Lee Broders, 53, began his first enterprise at 26, in IT, after serving 10 years within the navy. He is been a serial entrepreneur since and now runs seven ventures, starting from enterprise mentoring to images.
In keeping with Broders, making your first million is not the be all and finish all – it is scaling a enterprise to final into the longer term.
“Velocity can typically disguise fragile foundations. Rising one thing shortly would not all the time equal sustainability or robustness,” notes Mr Broders, who is predicated in Shropshire.
“It is nice in case you’re turning over one million kilos, but when it is costing £990,000, and also you’re truly making £10,000 a yr, that is very completely different.”
FlourishSarah Skelton is the co-founder and managing director of Flourish, a recruitment agency for the gross sales business.
She began her first enterprise in 2024 aged 46, and is anxious that founders of their 20s could miss out on priceless management and administration abilities which may be finest realized in a conventional work setting.
“It is nice that this present day you’ll be able to arrange a enterprise fairly shortly.

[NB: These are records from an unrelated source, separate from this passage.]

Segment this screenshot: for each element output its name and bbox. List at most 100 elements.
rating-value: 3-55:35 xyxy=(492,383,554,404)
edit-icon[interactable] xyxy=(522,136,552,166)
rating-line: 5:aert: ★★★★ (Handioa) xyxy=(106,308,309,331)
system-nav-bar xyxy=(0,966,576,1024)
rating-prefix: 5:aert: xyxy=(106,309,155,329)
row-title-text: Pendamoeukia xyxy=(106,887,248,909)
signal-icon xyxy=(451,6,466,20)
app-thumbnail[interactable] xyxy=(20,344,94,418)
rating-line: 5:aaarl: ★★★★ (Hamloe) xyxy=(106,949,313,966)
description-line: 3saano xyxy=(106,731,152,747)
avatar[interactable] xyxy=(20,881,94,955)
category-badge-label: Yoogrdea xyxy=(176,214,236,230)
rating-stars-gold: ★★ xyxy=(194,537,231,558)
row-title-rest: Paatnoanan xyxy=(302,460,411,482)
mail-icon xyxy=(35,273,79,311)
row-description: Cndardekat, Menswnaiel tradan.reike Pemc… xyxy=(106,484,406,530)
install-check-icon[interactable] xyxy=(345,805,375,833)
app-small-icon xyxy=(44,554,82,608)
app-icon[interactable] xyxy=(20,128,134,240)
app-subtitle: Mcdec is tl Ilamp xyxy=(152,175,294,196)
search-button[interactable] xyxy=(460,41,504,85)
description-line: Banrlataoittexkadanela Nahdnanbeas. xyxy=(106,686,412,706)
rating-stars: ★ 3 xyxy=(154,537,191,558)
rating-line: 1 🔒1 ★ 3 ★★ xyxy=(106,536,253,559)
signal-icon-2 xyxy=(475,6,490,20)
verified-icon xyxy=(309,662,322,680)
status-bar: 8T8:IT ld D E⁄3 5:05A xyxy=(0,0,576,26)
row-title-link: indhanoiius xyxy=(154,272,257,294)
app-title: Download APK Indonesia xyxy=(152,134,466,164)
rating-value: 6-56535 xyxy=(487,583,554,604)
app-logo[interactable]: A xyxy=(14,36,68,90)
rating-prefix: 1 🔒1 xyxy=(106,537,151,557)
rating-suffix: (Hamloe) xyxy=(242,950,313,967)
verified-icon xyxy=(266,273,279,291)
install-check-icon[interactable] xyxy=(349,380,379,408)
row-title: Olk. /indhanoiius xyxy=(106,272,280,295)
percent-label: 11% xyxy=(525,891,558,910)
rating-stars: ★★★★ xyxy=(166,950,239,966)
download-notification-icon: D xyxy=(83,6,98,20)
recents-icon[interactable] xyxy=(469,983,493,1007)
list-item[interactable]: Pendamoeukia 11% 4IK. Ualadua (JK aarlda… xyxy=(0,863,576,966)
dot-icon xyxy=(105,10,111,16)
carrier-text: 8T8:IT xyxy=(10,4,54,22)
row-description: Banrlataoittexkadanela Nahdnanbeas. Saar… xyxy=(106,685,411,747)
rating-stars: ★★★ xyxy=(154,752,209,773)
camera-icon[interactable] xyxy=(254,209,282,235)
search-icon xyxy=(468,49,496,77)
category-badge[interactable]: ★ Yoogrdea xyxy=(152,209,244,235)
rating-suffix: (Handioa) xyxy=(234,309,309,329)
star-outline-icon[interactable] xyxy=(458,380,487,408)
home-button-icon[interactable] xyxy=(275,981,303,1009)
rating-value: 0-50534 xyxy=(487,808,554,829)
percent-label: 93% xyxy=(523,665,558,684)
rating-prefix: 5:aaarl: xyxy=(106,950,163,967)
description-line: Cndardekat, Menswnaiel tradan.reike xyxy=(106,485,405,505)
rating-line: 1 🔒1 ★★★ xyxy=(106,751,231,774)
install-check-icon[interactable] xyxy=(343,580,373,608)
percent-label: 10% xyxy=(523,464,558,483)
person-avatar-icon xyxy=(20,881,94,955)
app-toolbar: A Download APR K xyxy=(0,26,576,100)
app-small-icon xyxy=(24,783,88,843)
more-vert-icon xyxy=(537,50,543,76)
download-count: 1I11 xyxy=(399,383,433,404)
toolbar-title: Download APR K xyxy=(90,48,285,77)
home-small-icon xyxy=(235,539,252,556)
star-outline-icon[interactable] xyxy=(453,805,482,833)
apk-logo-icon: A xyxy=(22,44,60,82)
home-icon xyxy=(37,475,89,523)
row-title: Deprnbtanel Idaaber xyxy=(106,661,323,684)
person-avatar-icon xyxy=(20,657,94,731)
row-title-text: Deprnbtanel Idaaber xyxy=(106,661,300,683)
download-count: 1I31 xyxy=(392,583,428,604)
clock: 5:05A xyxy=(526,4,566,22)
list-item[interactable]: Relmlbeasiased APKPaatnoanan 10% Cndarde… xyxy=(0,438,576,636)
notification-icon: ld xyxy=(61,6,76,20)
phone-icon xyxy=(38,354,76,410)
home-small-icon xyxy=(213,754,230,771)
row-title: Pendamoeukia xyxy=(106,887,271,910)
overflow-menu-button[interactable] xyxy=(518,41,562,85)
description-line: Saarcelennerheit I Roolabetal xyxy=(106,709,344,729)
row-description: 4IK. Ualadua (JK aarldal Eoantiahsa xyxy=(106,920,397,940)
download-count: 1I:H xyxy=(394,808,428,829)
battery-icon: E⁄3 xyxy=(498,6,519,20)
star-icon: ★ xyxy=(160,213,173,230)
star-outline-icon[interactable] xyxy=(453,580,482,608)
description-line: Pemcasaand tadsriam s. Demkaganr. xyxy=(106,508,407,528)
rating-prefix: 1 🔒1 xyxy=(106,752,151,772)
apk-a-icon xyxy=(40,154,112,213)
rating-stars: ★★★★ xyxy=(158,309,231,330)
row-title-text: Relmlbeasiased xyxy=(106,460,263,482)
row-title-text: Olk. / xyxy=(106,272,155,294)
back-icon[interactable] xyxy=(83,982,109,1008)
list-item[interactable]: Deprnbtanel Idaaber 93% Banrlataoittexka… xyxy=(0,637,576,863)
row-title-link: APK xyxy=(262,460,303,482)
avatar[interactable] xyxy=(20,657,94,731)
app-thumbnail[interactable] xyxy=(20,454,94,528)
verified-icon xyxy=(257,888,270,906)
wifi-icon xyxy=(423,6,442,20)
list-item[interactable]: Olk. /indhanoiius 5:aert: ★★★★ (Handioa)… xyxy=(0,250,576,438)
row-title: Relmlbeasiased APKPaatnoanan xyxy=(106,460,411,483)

However I feel you must have lived experiences to be actually robust at that management piece, which is the fairly essential bit right here,” says London-based Ms Skelton.
She’s the co-founder and managing director of Flourish, a recruitment agency for the gross sales business.
“Additionally whenever you’re rising a enterprise, leaning on folks in a community is de facto necessary. However after all, in case you’re tremendous younger and you are going straight into this, the place’s your community?
She provides: “My community is 25 years of putting candidates, promoting to completely different companies, working throughout completely different international locations. It is actually powerful whenever you’re that younger. How are you aware who to lean on and the place to search out these folks?”